Question

Solve $\dfrac{1}{{1 + i}}$ in polar form?

Answer 1

Hint: In this question first, we will do the rationalization of the following complex number. Then we will convert the following complex number into the polar form by multiplying and dividing it by $\sqrt 2 $ so that we will convert it into a standard form.

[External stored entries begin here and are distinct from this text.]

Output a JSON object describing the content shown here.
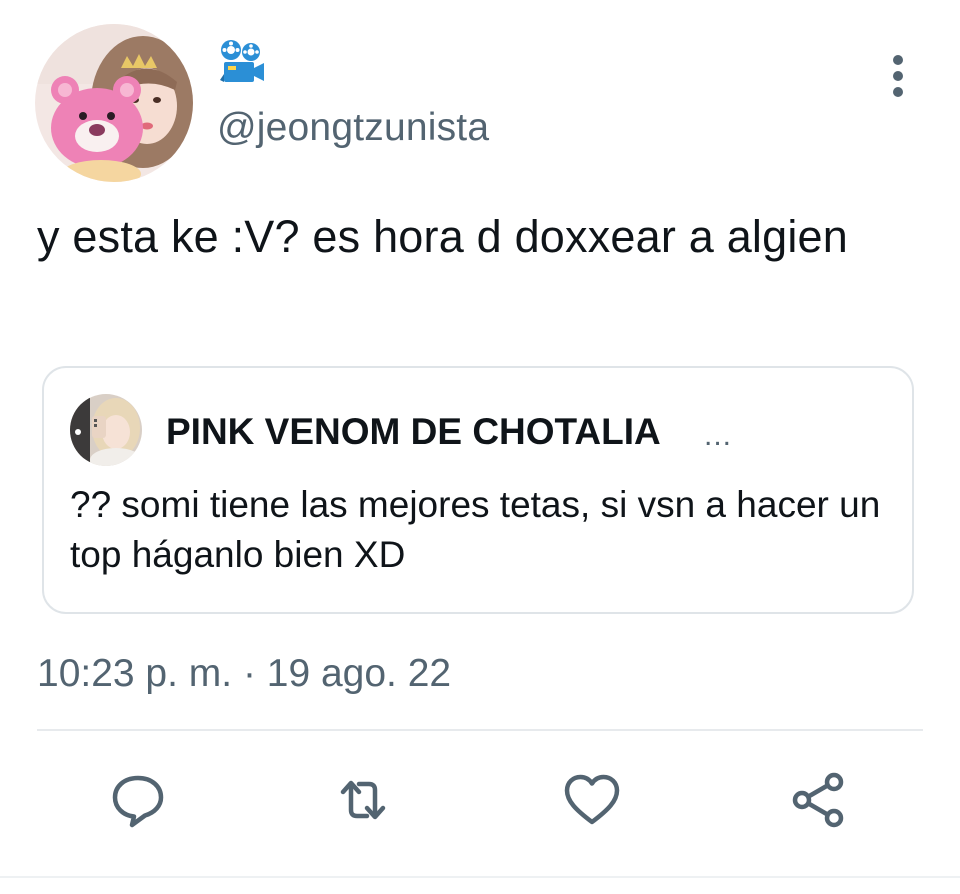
{
  "author": {
    "display_name_emoji": "🎥",
    "handle": "@jeongtzunista",
    "avatar_icon": "profile-photo"
  },
  "tweet": {
    "text": "y esta ke :V? es hora d doxxear a algien"
  },
  "quote": {
    "name": "PINK VENOM DE CHOTALIA",
    "ellipsis": "...",
    "text": "?? somi tiene las mejores tetas, si vsn a hacer un top háganlo bien XD"
  },
  "timestamp": "10:23 p. m. · 19 ago. 22",
  "actions": {
    "reply_icon": "speech-bubble-icon",
    "retweet_icon": "retweet-icon",
    "like_icon": "heart-icon",
    "share_icon": "share-icon"
  },
  "colors": {
    "text_primary": "#0f1419",
    "text_secondary": "#536471",
    "border": "#dfe4e8",
    "icon": "#536471"
  }
}
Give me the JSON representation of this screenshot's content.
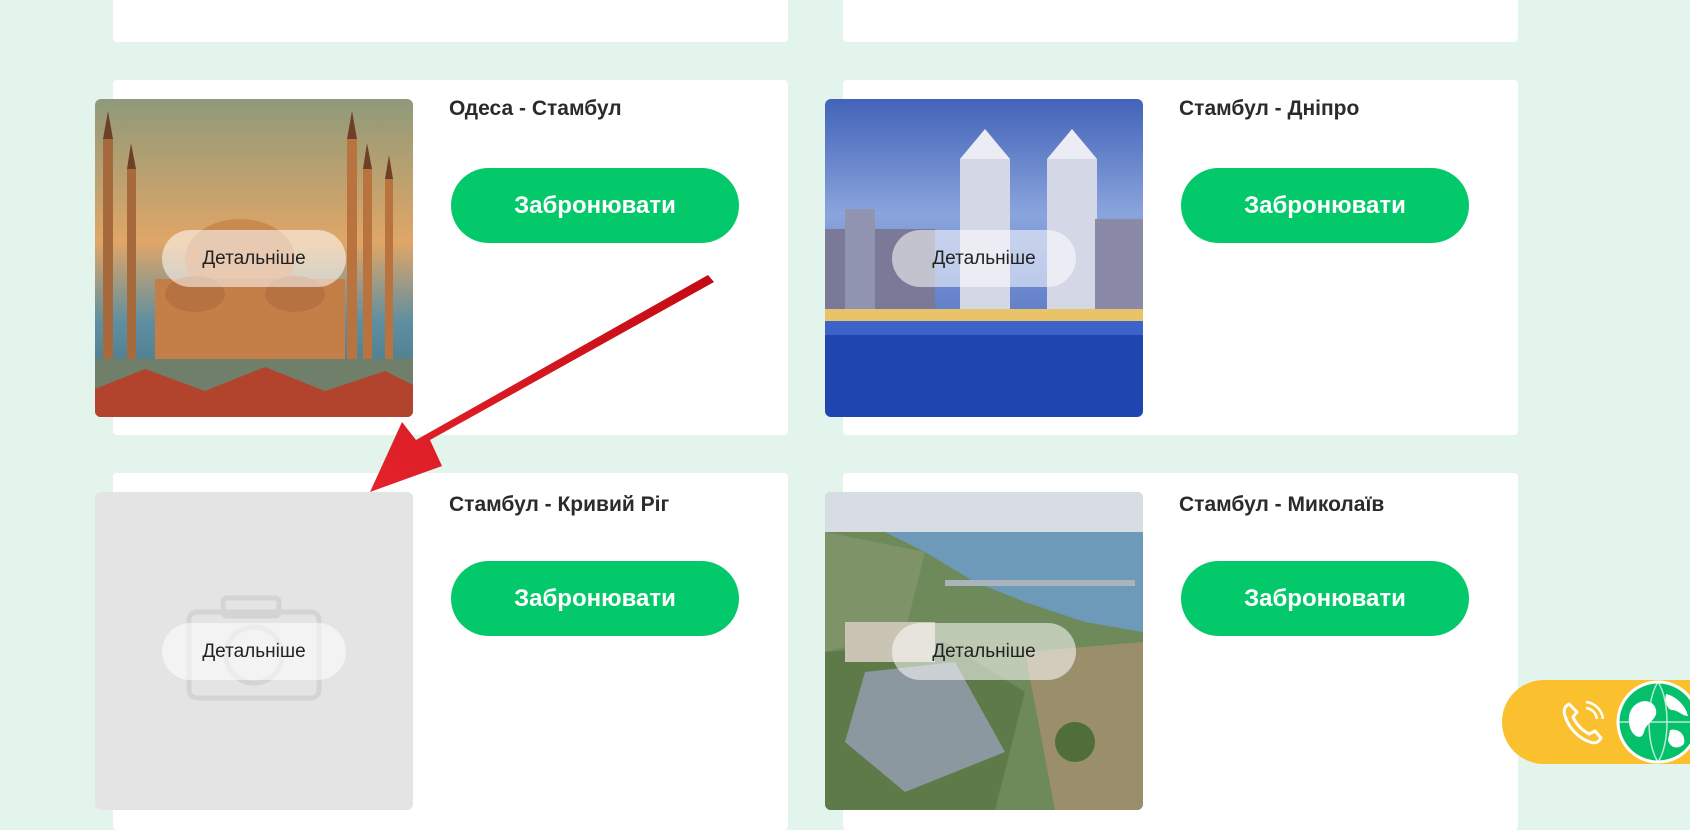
{
  "details_label": "Детальніше",
  "book_label": "Забронювати",
  "cards": [
    {
      "title": "Одеса - Стамбул",
      "image": "istanbul-mosque"
    },
    {
      "title": "Стамбул - Дніпро",
      "image": "dnipro-towers"
    },
    {
      "title": "Стамбул - Кривий Ріг",
      "image": "placeholder-camera"
    },
    {
      "title": "Стамбул - Миколаїв",
      "image": "mykolaiv-aerial"
    }
  ],
  "widget": {
    "icons": [
      "phone-icon",
      "globe-icon"
    ]
  },
  "colors": {
    "page_bg": "#e3f4ec",
    "button_green": "#04c96b",
    "widget_yellow": "#fbc02d",
    "arrow_red": "#d6121b"
  }
}
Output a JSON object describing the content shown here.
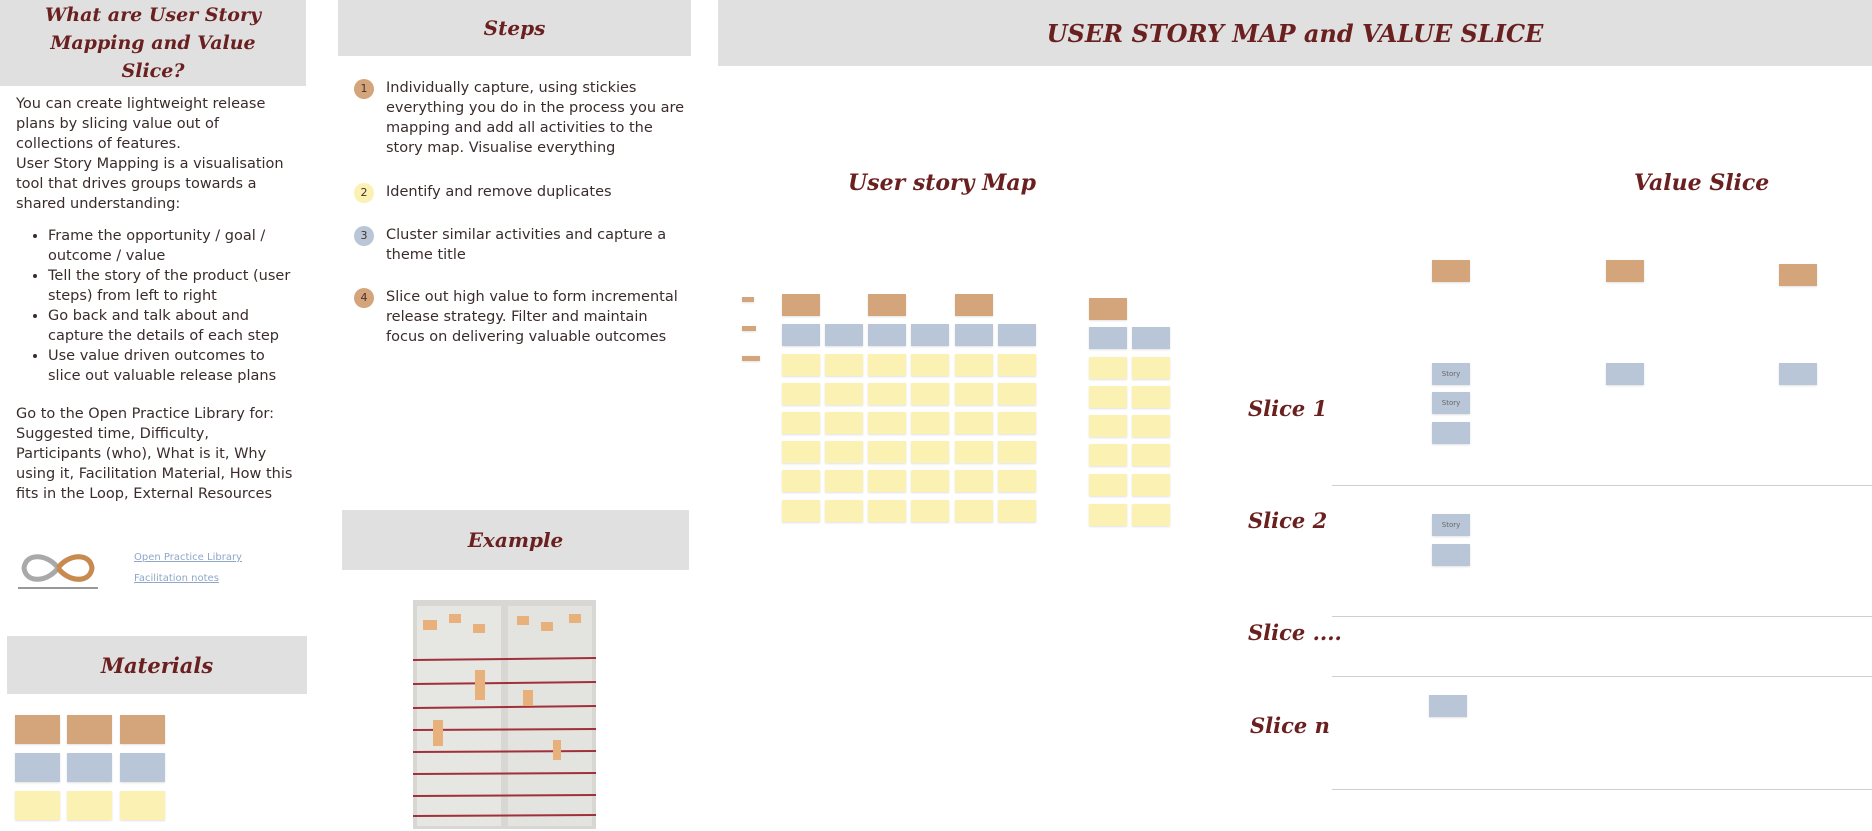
{
  "left": {
    "header": "What are User Story Mapping and Value Slice?",
    "intro1": "You can create lightweight release plans by slicing value out of collections of features.",
    "intro2": "User Story Mapping is a visualisation tool that drives groups towards a shared understanding:",
    "bullets": [
      "Frame the opportunity / goal / outcome / value",
      "Tell the story of the product (user steps) from left to right",
      "Go back and talk about and capture the details of each step",
      "Use value driven outcomes to slice out valuable release plans"
    ],
    "footer": "Go to the Open Practice Library for: Suggested time, Difficulty, Participants (who), What is it, Why using it, Facilitation Material, How this fits in the Loop, External Resources",
    "link1": "Open Practice Library",
    "link2": "Facilitation notes",
    "logo_icon": "infinity-loop-icon",
    "materials_header": "Materials"
  },
  "steps": {
    "header": "Steps",
    "items": [
      {
        "num": "1",
        "text": "Individually capture, using stickies everything you do in the process you are mapping and add all activities to the story map. Visualise everything",
        "color": "#d4a47a"
      },
      {
        "num": "2",
        "text": "Identify and remove duplicates",
        "color": "#fbf1b3"
      },
      {
        "num": "3",
        "text": "Cluster similar activities and capture a theme title",
        "color": "#b9c6d8"
      },
      {
        "num": "4",
        "text": "Slice out high value to form incremental release strategy. Filter and maintain focus on delivering valuable outcomes",
        "color": "#d4a47a"
      }
    ],
    "example_header": "Example"
  },
  "main": {
    "header": "USER STORY MAP and  VALUE SLICE",
    "map_title": "User story Map",
    "slice_title": "Value Slice",
    "slices": [
      "Slice 1",
      "Slice 2",
      "Slice ....",
      "Slice n"
    ],
    "story_label": "Story"
  },
  "colors": {
    "orange": "#d4a47a",
    "blue": "#b9c6d8",
    "yellow": "#fbf1b3",
    "title": "#6b2020",
    "header_bg": "#e0e0e0"
  }
}
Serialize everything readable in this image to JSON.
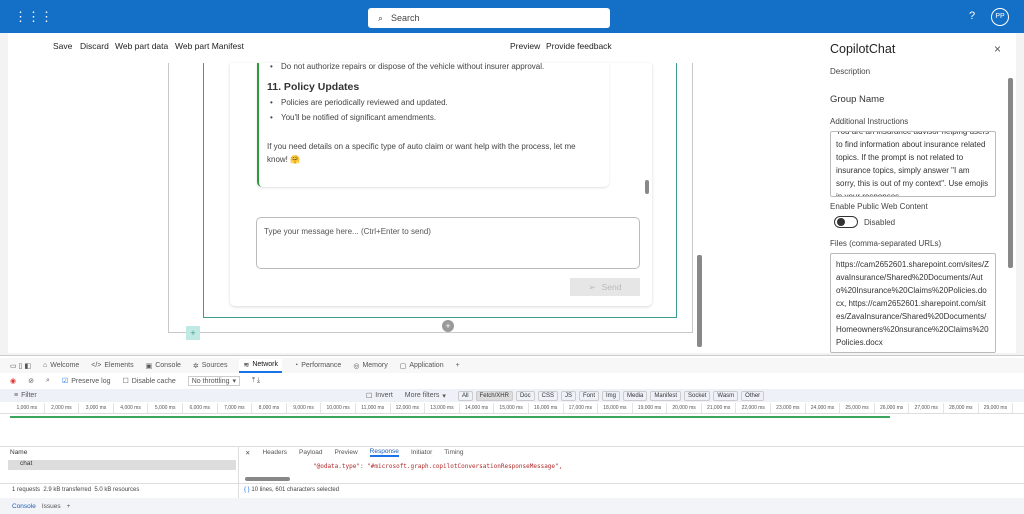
{
  "topbar": {
    "search_placeholder": "Search",
    "help": "?",
    "avatar": "PP",
    "brand_color": "#1370c6"
  },
  "toolbar": {
    "save": "Save",
    "discard": "Discard",
    "web_part_data": "Web part data",
    "web_part_manifest": "Web part Manifest",
    "preview": "Preview",
    "feedback": "Provide feedback"
  },
  "chat": {
    "truncated_bullet": "Do not authorize repairs or dispose of the vehicle without insurer approval.",
    "heading": "11. Policy Updates",
    "bullets": [
      "Policies are periodically reviewed and updated.",
      "You'll be notified of significant amendments."
    ],
    "closing": "If you need details on a specific type of auto claim or want help with the process, let me know! 🤗",
    "input_placeholder": "Type your message here... (Ctrl+Enter to send)",
    "send": "Send"
  },
  "panel": {
    "title": "CopilotChat",
    "description_label": "Description",
    "group_name": "Group Name",
    "additional_label": "Additional Instructions",
    "additional_value": "You are an insurance advisor helping users to find information about insurance related topics. If the prompt is not related to insurance topics, simply answer \"I am sorry, this is out of my context\". Use emojis in your responses.",
    "web_label": "Enable Public Web Content",
    "web_state": "Disabled",
    "files_label": "Files (comma-separated URLs)",
    "files_value": "https://cam2652601.sharepoint.com/sites/ZavaInsurance/Shared%20Documents/Auto%20Insurance%20Claims%20Policies.docx, https://cam2652601.sharepoint.com/sites/ZavaInsurance/Shared%20Documents/Homeowners%20nsurance%20Claims%20Policies.docx"
  },
  "devtools": {
    "tabs": [
      "Welcome",
      "Elements",
      "Console",
      "Sources",
      "Network",
      "Performance",
      "Memory",
      "Application"
    ],
    "preserve_log": "Preserve log",
    "disable_cache": "Disable cache",
    "throttling": "No throttling",
    "filter": "Filter",
    "invert": "Invert",
    "more_filters": "More filters",
    "types": [
      "All",
      "Fetch/XHR",
      "Doc",
      "CSS",
      "JS",
      "Font",
      "Img",
      "Media",
      "Manifest",
      "Socket",
      "Wasm",
      "Other"
    ],
    "ticks": [
      "1,000 ms",
      "2,000 ms",
      "3,000 ms",
      "4,000 ms",
      "5,000 ms",
      "6,000 ms",
      "7,000 ms",
      "8,000 ms",
      "9,000 ms",
      "10,000 ms",
      "11,000 ms",
      "12,000 ms",
      "13,000 ms",
      "14,000 ms",
      "15,000 ms",
      "16,000 ms",
      "17,000 ms",
      "18,000 ms",
      "19,000 ms",
      "20,000 ms",
      "21,000 ms",
      "22,000 ms",
      "23,000 ms",
      "24,000 ms",
      "25,000 ms",
      "26,000 ms",
      "27,000 ms",
      "28,000 ms",
      "29,000 ms"
    ],
    "name_header": "Name",
    "request": "chat",
    "detail_tabs": [
      "Headers",
      "Payload",
      "Preview",
      "Response",
      "Initiator",
      "Timing"
    ],
    "response_line": "\"@odata.type\": \"#microsoft.graph.copilotConversationResponseMessage\",",
    "summary": "1 requests  2.9 kB transferred  5.0 kB resources",
    "selection": "10 lines, 601 characters selected",
    "drawer_tabs": [
      "Console",
      "Issues"
    ]
  }
}
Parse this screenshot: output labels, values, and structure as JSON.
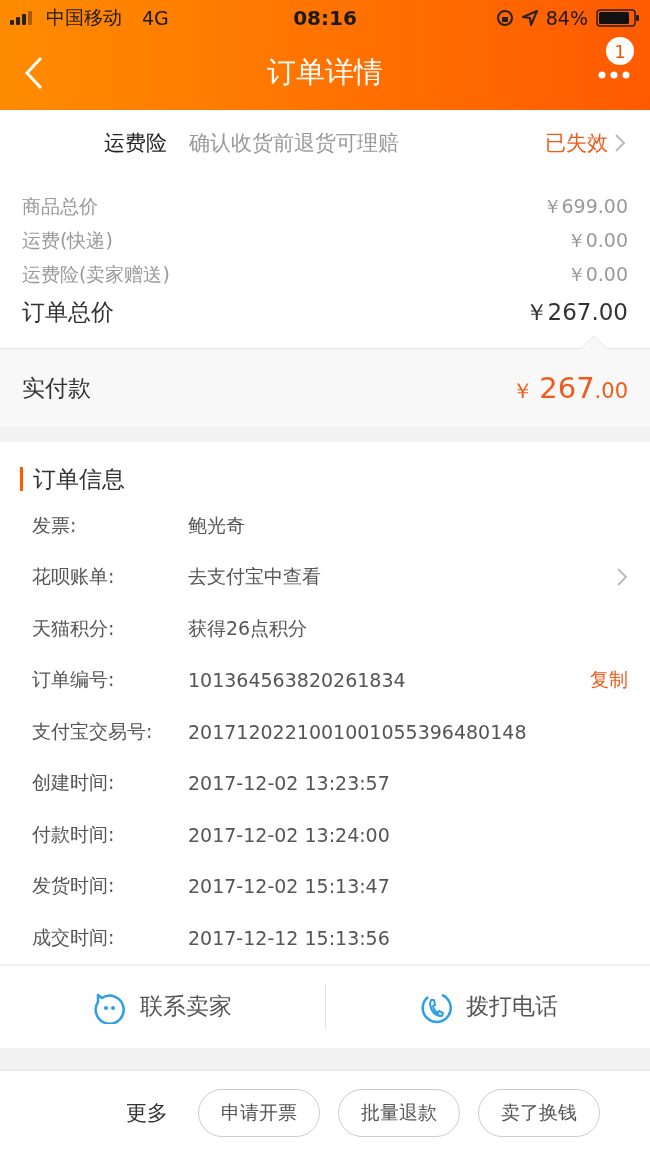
{
  "status_bar": {
    "carrier": "中国移动",
    "network": "4G",
    "time": "08:16",
    "battery": "84%"
  },
  "nav": {
    "title": "订单详情",
    "badge": "1"
  },
  "insurance": {
    "label": "运费险",
    "description": "确认收货前退货可理赔",
    "status": "已失效"
  },
  "prices": [
    {
      "label": "商品总价",
      "value": "￥699.00",
      "kind": "minor"
    },
    {
      "label": "运费(快递)",
      "value": "￥0.00",
      "kind": "minor"
    },
    {
      "label": "运费险(卖家赠送)",
      "value": "￥0.00",
      "kind": "minor"
    },
    {
      "label": "订单总价",
      "value": "￥267.00",
      "kind": "total"
    }
  ],
  "paid": {
    "label": "实付款",
    "currency": "￥",
    "integer": "267",
    "decimal": ".00"
  },
  "order_info": {
    "title": "订单信息",
    "rows": [
      {
        "label": "发票:",
        "value": "鲍光奇",
        "kind": "plain"
      },
      {
        "label": "花呗账单:",
        "value": "去支付宝中查看",
        "kind": "arrow"
      },
      {
        "label": "天猫积分:",
        "value": "获得26点积分",
        "kind": "plain"
      },
      {
        "label": "订单编号:",
        "value": "101364563820261834",
        "kind": "copy",
        "action": "复制"
      },
      {
        "label": "支付宝交易号:",
        "value": "2017120221001001055396480148",
        "kind": "plain"
      },
      {
        "label": "创建时间:",
        "value": "2017-12-02 13:23:57",
        "kind": "plain"
      },
      {
        "label": "付款时间:",
        "value": "2017-12-02 13:24:00",
        "kind": "plain"
      },
      {
        "label": "发货时间:",
        "value": "2017-12-02 15:13:47",
        "kind": "plain"
      },
      {
        "label": "成交时间:",
        "value": "2017-12-12 15:13:56",
        "kind": "plain"
      }
    ]
  },
  "contact": [
    {
      "label": "联系卖家",
      "kind": "chat"
    },
    {
      "label": "拨打电话",
      "kind": "phone"
    }
  ],
  "bottom_bar": {
    "more": "更多",
    "buttons": [
      "申请开票",
      "批量退款",
      "卖了换钱"
    ]
  }
}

Complete step by step answer:
In the above question, it is given that $\dfrac{1}{{1 + i}}$.
Now rationalize the above equation.
$ \Rightarrow \dfrac{1}{{1 + i}} \times \dfrac{{1 - i}}{{1 - i}}$
Here we will use the identity $\left( {a - b} \right)\left( {a + b} \right) = {a^2} - {b^2}$
$ \Rightarrow \dfrac{{1 - i}}{{{{\left( 1 \right)}^2} - {{\left( i \right)}^2}}}$
We know that ${i^2} = - 1$
$ \Rightarrow \dfrac{{1 - i}}{{1 - \left( { - 1} \right)}}$
$ \Rightarrow \dfrac{{1 - i}}{2}$
We can also write it as
$ \Rightarrow \dfrac{1}{2}\left( {1 - i} \right)$
Now multiply by $\sqrt 2 $ in the numerator and denominator.
$ \Rightarrow \dfrac{{\sqrt 2 }}{2}\dfrac{{\left( {1 - i} \right)}}{{\sqrt 2 }}$
$ \Rightarrow \dfrac{1}{{\sqrt 2 }}\left( {\dfrac{1}{{\sqrt 2 }} - i\dfrac{1}{{\sqrt 2 }}} \right)$
We know that $\sin \left( { - \dfrac{\pi }{4}} \right) = - \dfrac{1}{{\sqrt 2 }}$ and $\cos \left( { - \dfrac{\pi }{4}} \right) = \dfrac{1}{{\sqrt 2 }}$
Now substitute the above value
$ \Rightarrow \dfrac{1}{{\sqrt 2 }}\left( {\cos \left( { - \dfrac{\pi }{4}} \right) + i\sin \left( { - \dfrac{\pi }{4}} \right)} \right)$
Therefore, the polar form of $\dfrac{1}{{1 + i}}$ is $\dfrac{1}{{\sqrt 2 }}\left( {\cos \left( { - \dfrac{\pi }{4}} \right) + i\sin \left( { - \dfrac{\pi }{4}} \right)} \right)$.

Note:
The polar form of a complex number is a different way to represent a complex number apart from the rectangular form. Usually, we represent the complex numbers, in the form of z = x+ iy as in the above question where ‘i’ is the imaginary number. But in polar form, the complex numbers are represented as the combination of modulus and argument. The modulus of a complex number is also called absolute value or magnitude and the argument is the angle written inside the sine function. This polar form is represented with the help of polar coordinates of real and imaginary numbers in the coordinate system.